The weak force? It is involved in some obscure kinds of radioactive decay, varying it up and down in relation to the three others would probably not make a lot of direct difference to us but it would not be interpreted as a change in the speed of light, rather a change in the way radioactive decay occurs.

 

Paul

YOu are always more knowledgable than I am when it comes to relativity. I have a question.

I was poking around the other day and I came across something. I found something that said that the curvature of spacetime that defines an orbit is proportional to v/c where v is the velocity of the object in orbit.

Now Barry has always claimed that orbits would have been unaffected by a changing c. But if this is correct, it seems that they would have been altertered.

Here's the problem. First off, the reference was from Flandern who is a bit of a kook. Second, I don't know enough about this issue to judge. But you might or might be better at tracking down something like this.

 

Well, I'm not all that great with relativity myself, especially when it comes to general relativity (which brings the gravity and space time curvature into the discussion) . . .

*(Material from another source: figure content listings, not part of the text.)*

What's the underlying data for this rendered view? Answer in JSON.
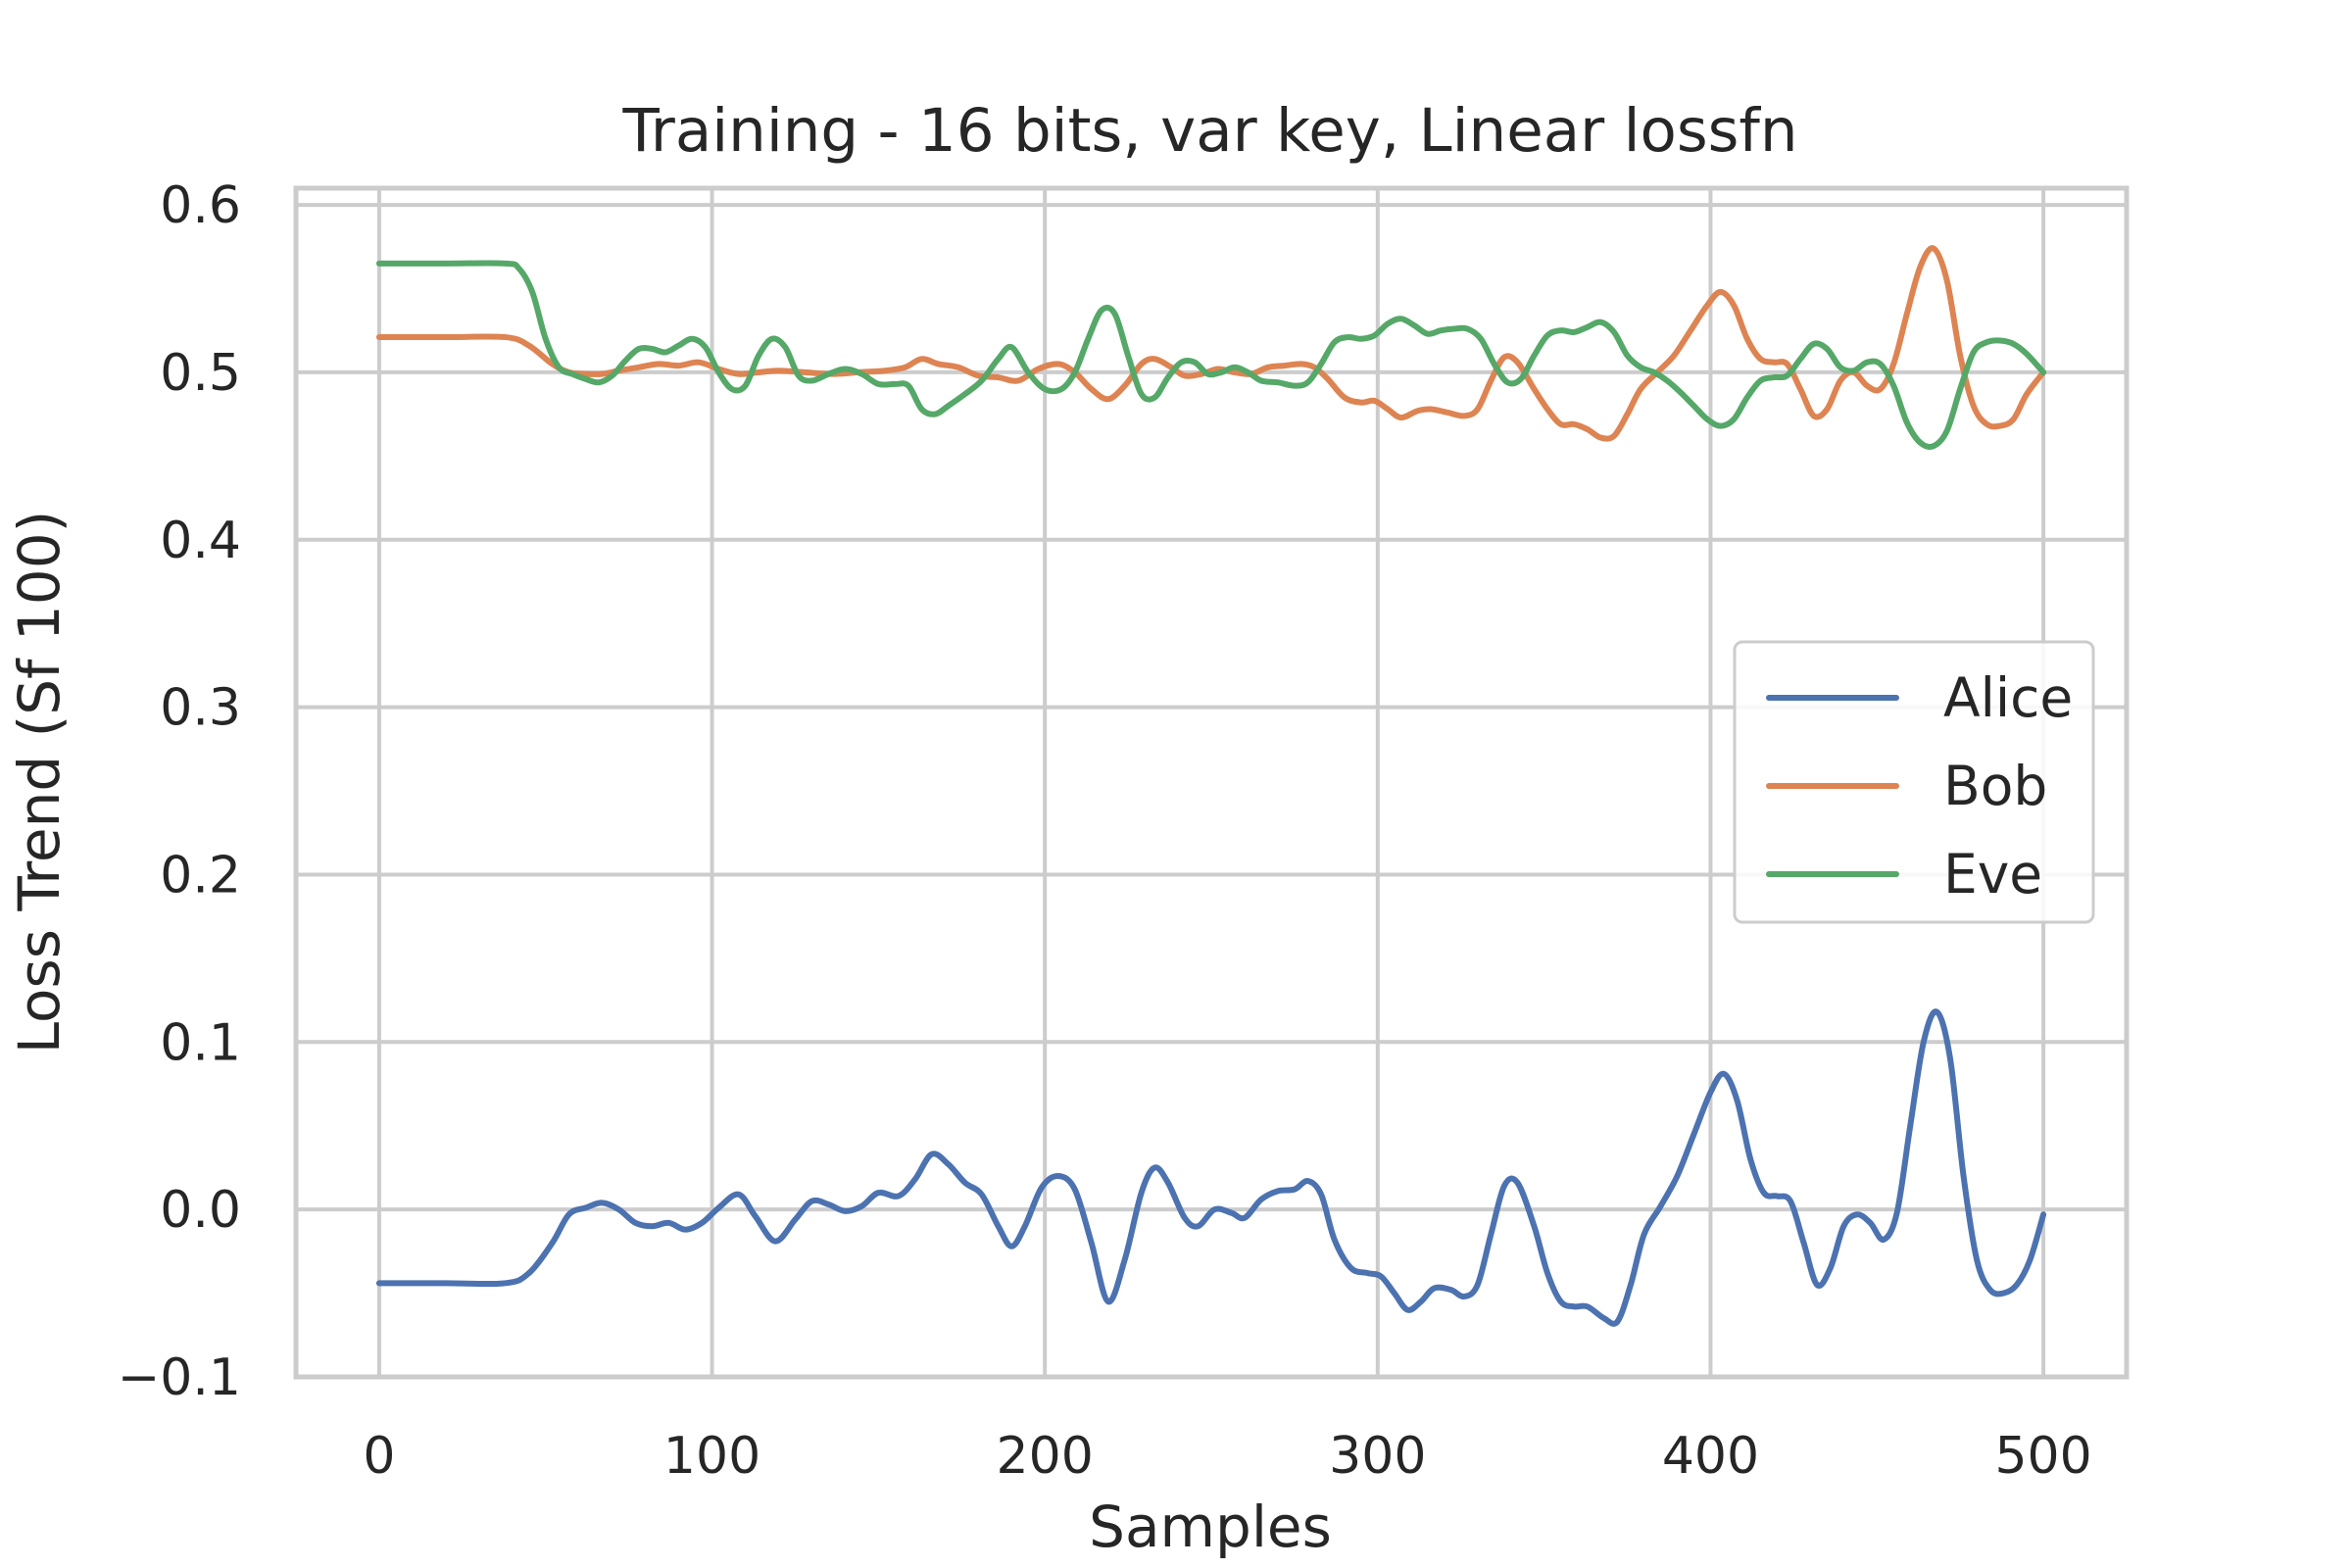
{
  "chart_data": {
    "type": "line",
    "title": "Training - 16 bits, var key, Linear lossfn",
    "xlabel": "Samples",
    "ylabel": "Loss Trend (Sf 100)",
    "xlim": [
      -25,
      525
    ],
    "ylim": [
      -0.1,
      0.61
    ],
    "xticks": [
      0,
      100,
      200,
      300,
      400,
      500
    ],
    "xtick_labels": [
      "0",
      "100",
      "200",
      "300",
      "400",
      "500"
    ],
    "yticks": [
      -0.1,
      0.0,
      0.1,
      0.2,
      0.3,
      0.4,
      0.5,
      0.6
    ],
    "ytick_labels": [
      "−0.1",
      "0.0",
      "0.1",
      "0.2",
      "0.3",
      "0.4",
      "0.5",
      "0.6"
    ],
    "grid": true,
    "legend_position": "center-right",
    "series": [
      {
        "name": "Alice",
        "color": "#4c72b0",
        "points": [
          [
            0,
            -0.044
          ],
          [
            20,
            -0.044
          ],
          [
            38,
            -0.044
          ],
          [
            45,
            -0.038
          ],
          [
            52,
            -0.02
          ],
          [
            57,
            -0.003
          ],
          [
            62,
            0.001
          ],
          [
            67,
            0.004
          ],
          [
            72,
            0.0
          ],
          [
            77,
            -0.008
          ],
          [
            82,
            -0.01
          ],
          [
            87,
            -0.008
          ],
          [
            92,
            -0.012
          ],
          [
            97,
            -0.008
          ],
          [
            102,
            0.001
          ],
          [
            108,
            0.009
          ],
          [
            113,
            -0.004
          ],
          [
            119,
            -0.019
          ],
          [
            125,
            -0.006
          ],
          [
            130,
            0.005
          ],
          [
            135,
            0.003
          ],
          [
            140,
            -0.001
          ],
          [
            145,
            0.002
          ],
          [
            150,
            0.01
          ],
          [
            156,
            0.008
          ],
          [
            161,
            0.018
          ],
          [
            166,
            0.033
          ],
          [
            171,
            0.027
          ],
          [
            176,
            0.016
          ],
          [
            181,
            0.009
          ],
          [
            186,
            -0.01
          ],
          [
            190,
            -0.022
          ],
          [
            194,
            -0.01
          ],
          [
            199,
            0.013
          ],
          [
            204,
            0.02
          ],
          [
            209,
            0.012
          ],
          [
            214,
            -0.02
          ],
          [
            219,
            -0.055
          ],
          [
            224,
            -0.03
          ],
          [
            229,
            0.01
          ],
          [
            233,
            0.025
          ],
          [
            237,
            0.016
          ],
          [
            242,
            -0.005
          ],
          [
            246,
            -0.01
          ],
          [
            251,
            0.0
          ],
          [
            256,
            -0.002
          ],
          [
            260,
            -0.005
          ],
          [
            265,
            0.006
          ],
          [
            270,
            0.011
          ],
          [
            275,
            0.012
          ],
          [
            279,
            0.017
          ],
          [
            283,
            0.009
          ],
          [
            287,
            -0.018
          ],
          [
            292,
            -0.035
          ],
          [
            297,
            -0.038
          ],
          [
            301,
            -0.04
          ],
          [
            305,
            -0.05
          ],
          [
            309,
            -0.06
          ],
          [
            313,
            -0.055
          ],
          [
            317,
            -0.047
          ],
          [
            322,
            -0.048
          ],
          [
            326,
            -0.052
          ],
          [
            330,
            -0.045
          ],
          [
            334,
            -0.015
          ],
          [
            338,
            0.014
          ],
          [
            342,
            0.016
          ],
          [
            347,
            -0.01
          ],
          [
            351,
            -0.038
          ],
          [
            355,
            -0.055
          ],
          [
            359,
            -0.058
          ],
          [
            363,
            -0.058
          ],
          [
            368,
            -0.065
          ],
          [
            372,
            -0.067
          ],
          [
            376,
            -0.045
          ],
          [
            380,
            -0.015
          ],
          [
            385,
            0.002
          ],
          [
            390,
            0.02
          ],
          [
            395,
            0.045
          ],
          [
            400,
            0.07
          ],
          [
            404,
            0.081
          ],
          [
            408,
            0.065
          ],
          [
            412,
            0.03
          ],
          [
            416,
            0.01
          ],
          [
            420,
            0.008
          ],
          [
            424,
            0.005
          ],
          [
            428,
            -0.02
          ],
          [
            432,
            -0.045
          ],
          [
            436,
            -0.035
          ],
          [
            440,
            -0.01
          ],
          [
            444,
            -0.003
          ],
          [
            448,
            -0.008
          ],
          [
            452,
            -0.018
          ],
          [
            456,
            -0.002
          ],
          [
            460,
            0.05
          ],
          [
            464,
            0.1
          ],
          [
            468,
            0.118
          ],
          [
            472,
            0.09
          ],
          [
            476,
            0.02
          ],
          [
            480,
            -0.03
          ],
          [
            484,
            -0.048
          ],
          [
            488,
            -0.05
          ],
          [
            492,
            -0.045
          ],
          [
            496,
            -0.03
          ],
          [
            500,
            -0.003
          ]
        ]
      },
      {
        "name": "Bob",
        "color": "#dd8452",
        "points": [
          [
            0,
            0.521
          ],
          [
            20,
            0.521
          ],
          [
            38,
            0.521
          ],
          [
            45,
            0.516
          ],
          [
            52,
            0.505
          ],
          [
            57,
            0.5
          ],
          [
            62,
            0.499
          ],
          [
            67,
            0.499
          ],
          [
            72,
            0.501
          ],
          [
            78,
            0.503
          ],
          [
            84,
            0.505
          ],
          [
            90,
            0.504
          ],
          [
            96,
            0.506
          ],
          [
            102,
            0.502
          ],
          [
            108,
            0.499
          ],
          [
            114,
            0.5
          ],
          [
            120,
            0.501
          ],
          [
            128,
            0.5
          ],
          [
            136,
            0.499
          ],
          [
            144,
            0.5
          ],
          [
            152,
            0.501
          ],
          [
            158,
            0.503
          ],
          [
            163,
            0.508
          ],
          [
            168,
            0.505
          ],
          [
            174,
            0.503
          ],
          [
            180,
            0.498
          ],
          [
            186,
            0.497
          ],
          [
            192,
            0.495
          ],
          [
            198,
            0.502
          ],
          [
            204,
            0.505
          ],
          [
            209,
            0.5
          ],
          [
            214,
            0.49
          ],
          [
            219,
            0.484
          ],
          [
            224,
            0.492
          ],
          [
            229,
            0.505
          ],
          [
            233,
            0.508
          ],
          [
            238,
            0.503
          ],
          [
            242,
            0.498
          ],
          [
            247,
            0.499
          ],
          [
            252,
            0.502
          ],
          [
            257,
            0.5
          ],
          [
            262,
            0.499
          ],
          [
            267,
            0.503
          ],
          [
            272,
            0.504
          ],
          [
            277,
            0.505
          ],
          [
            281,
            0.503
          ],
          [
            285,
            0.496
          ],
          [
            290,
            0.485
          ],
          [
            295,
            0.482
          ],
          [
            299,
            0.483
          ],
          [
            303,
            0.478
          ],
          [
            307,
            0.473
          ],
          [
            312,
            0.477
          ],
          [
            316,
            0.478
          ],
          [
            321,
            0.476
          ],
          [
            326,
            0.474
          ],
          [
            330,
            0.478
          ],
          [
            334,
            0.495
          ],
          [
            338,
            0.509
          ],
          [
            342,
            0.506
          ],
          [
            347,
            0.49
          ],
          [
            351,
            0.478
          ],
          [
            355,
            0.469
          ],
          [
            359,
            0.469
          ],
          [
            363,
            0.466
          ],
          [
            367,
            0.461
          ],
          [
            371,
            0.462
          ],
          [
            375,
            0.475
          ],
          [
            379,
            0.49
          ],
          [
            384,
            0.5
          ],
          [
            389,
            0.51
          ],
          [
            394,
            0.525
          ],
          [
            399,
            0.54
          ],
          [
            403,
            0.548
          ],
          [
            407,
            0.54
          ],
          [
            411,
            0.52
          ],
          [
            415,
            0.508
          ],
          [
            419,
            0.506
          ],
          [
            423,
            0.505
          ],
          [
            427,
            0.49
          ],
          [
            431,
            0.474
          ],
          [
            435,
            0.478
          ],
          [
            439,
            0.495
          ],
          [
            443,
            0.5
          ],
          [
            447,
            0.492
          ],
          [
            451,
            0.49
          ],
          [
            455,
            0.505
          ],
          [
            459,
            0.535
          ],
          [
            463,
            0.563
          ],
          [
            467,
            0.574
          ],
          [
            471,
            0.555
          ],
          [
            475,
            0.51
          ],
          [
            479,
            0.48
          ],
          [
            483,
            0.469
          ],
          [
            487,
            0.468
          ],
          [
            491,
            0.472
          ],
          [
            495,
            0.487
          ],
          [
            500,
            0.5
          ]
        ]
      },
      {
        "name": "Eve",
        "color": "#55a868",
        "points": [
          [
            0,
            0.565
          ],
          [
            20,
            0.565
          ],
          [
            38,
            0.565
          ],
          [
            42,
            0.562
          ],
          [
            46,
            0.548
          ],
          [
            50,
            0.52
          ],
          [
            54,
            0.503
          ],
          [
            58,
            0.499
          ],
          [
            62,
            0.496
          ],
          [
            66,
            0.494
          ],
          [
            70,
            0.498
          ],
          [
            74,
            0.507
          ],
          [
            78,
            0.514
          ],
          [
            82,
            0.514
          ],
          [
            86,
            0.512
          ],
          [
            90,
            0.516
          ],
          [
            94,
            0.52
          ],
          [
            98,
            0.515
          ],
          [
            102,
            0.5
          ],
          [
            106,
            0.49
          ],
          [
            110,
            0.492
          ],
          [
            114,
            0.51
          ],
          [
            118,
            0.52
          ],
          [
            122,
            0.515
          ],
          [
            126,
            0.498
          ],
          [
            130,
            0.495
          ],
          [
            135,
            0.499
          ],
          [
            140,
            0.502
          ],
          [
            145,
            0.499
          ],
          [
            150,
            0.493
          ],
          [
            155,
            0.493
          ],
          [
            159,
            0.492
          ],
          [
            163,
            0.478
          ],
          [
            167,
            0.475
          ],
          [
            171,
            0.48
          ],
          [
            176,
            0.487
          ],
          [
            181,
            0.495
          ],
          [
            186,
            0.508
          ],
          [
            190,
            0.515
          ],
          [
            195,
            0.5
          ],
          [
            200,
            0.49
          ],
          [
            205,
            0.49
          ],
          [
            209,
            0.5
          ],
          [
            213,
            0.52
          ],
          [
            217,
            0.537
          ],
          [
            221,
            0.535
          ],
          [
            225,
            0.51
          ],
          [
            229,
            0.487
          ],
          [
            233,
            0.485
          ],
          [
            237,
            0.497
          ],
          [
            241,
            0.506
          ],
          [
            245,
            0.506
          ],
          [
            249,
            0.499
          ],
          [
            253,
            0.5
          ],
          [
            257,
            0.503
          ],
          [
            261,
            0.5
          ],
          [
            265,
            0.495
          ],
          [
            270,
            0.494
          ],
          [
            275,
            0.492
          ],
          [
            279,
            0.494
          ],
          [
            283,
            0.505
          ],
          [
            287,
            0.518
          ],
          [
            291,
            0.521
          ],
          [
            295,
            0.52
          ],
          [
            299,
            0.522
          ],
          [
            303,
            0.529
          ],
          [
            307,
            0.532
          ],
          [
            311,
            0.528
          ],
          [
            315,
            0.523
          ],
          [
            319,
            0.525
          ],
          [
            323,
            0.526
          ],
          [
            327,
            0.526
          ],
          [
            331,
            0.52
          ],
          [
            335,
            0.505
          ],
          [
            339,
            0.494
          ],
          [
            343,
            0.496
          ],
          [
            347,
            0.51
          ],
          [
            351,
            0.522
          ],
          [
            355,
            0.525
          ],
          [
            359,
            0.524
          ],
          [
            363,
            0.527
          ],
          [
            367,
            0.53
          ],
          [
            371,
            0.524
          ],
          [
            375,
            0.51
          ],
          [
            379,
            0.503
          ],
          [
            383,
            0.5
          ],
          [
            387,
            0.495
          ],
          [
            391,
            0.488
          ],
          [
            395,
            0.48
          ],
          [
            399,
            0.472
          ],
          [
            403,
            0.468
          ],
          [
            407,
            0.472
          ],
          [
            411,
            0.485
          ],
          [
            415,
            0.495
          ],
          [
            419,
            0.497
          ],
          [
            423,
            0.498
          ],
          [
            427,
            0.508
          ],
          [
            431,
            0.517
          ],
          [
            435,
            0.514
          ],
          [
            439,
            0.503
          ],
          [
            443,
            0.501
          ],
          [
            447,
            0.506
          ],
          [
            451,
            0.505
          ],
          [
            455,
            0.492
          ],
          [
            459,
            0.47
          ],
          [
            463,
            0.458
          ],
          [
            467,
            0.456
          ],
          [
            471,
            0.465
          ],
          [
            475,
            0.49
          ],
          [
            479,
            0.512
          ],
          [
            483,
            0.518
          ],
          [
            487,
            0.519
          ],
          [
            491,
            0.517
          ],
          [
            495,
            0.511
          ],
          [
            500,
            0.5
          ]
        ]
      }
    ]
  }
}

But I think most orbits we deal with are of objects orbiting at velocities low enough to not have a lot of variation that would matter for our purposes. For example, the recession of mercury's orbit would presumably be altered by a Setterfield type change in light speed velocity, but not the gross characteristics of the orbit itself.

On the other hand, relativity theory proposes that the bending of light by gravity is influenced by the speed of light. Specifically, Einstein's general theory of relativity proposes that light will bend in a gravity field exactly twice as much "as predicted by Newtonian physics", that is, twice as much as if one calculated with Newtonian physics how a PARTICLE would be deflected as it cruised by a gravitating object at c.

So Setterfield Physics, coupled with Einstein's theory of relativity, should predict a much smaller deflection in the lensing of light from galaxies than we see at this time, given that the light speed as the light cruised by the lensing galaxy was supposedly much higher at the time it cruised by.

 

I am not a scientist, but no reputable scientist I know of accepts any change in the speed of light.

Since the relative speed of light is the same no matter how fast one is traveling, it would seem to me to be a constant. And as Paul has pointed out, there are numerous other problems that present themselves if you accept Mr. Setterfield's hypotheses.

 

I don't think it would be possible to have a changing speed of light scenario and still have a conservation of energy situation in physics. It is somewhat anologous to living in a situation where currencies fluctuated in relation to each other. If you know how they are going to fluctuate, you can time your currency exchanges just right and get rich just for swapping money from one dollars to (euros? pesos?) and back again at the right times. In the same way, if you know how the light speed is going to change, you might convert all your energy into electric charges on one occasion, potential gravitational energy on another, and play them off each other to gain free energy.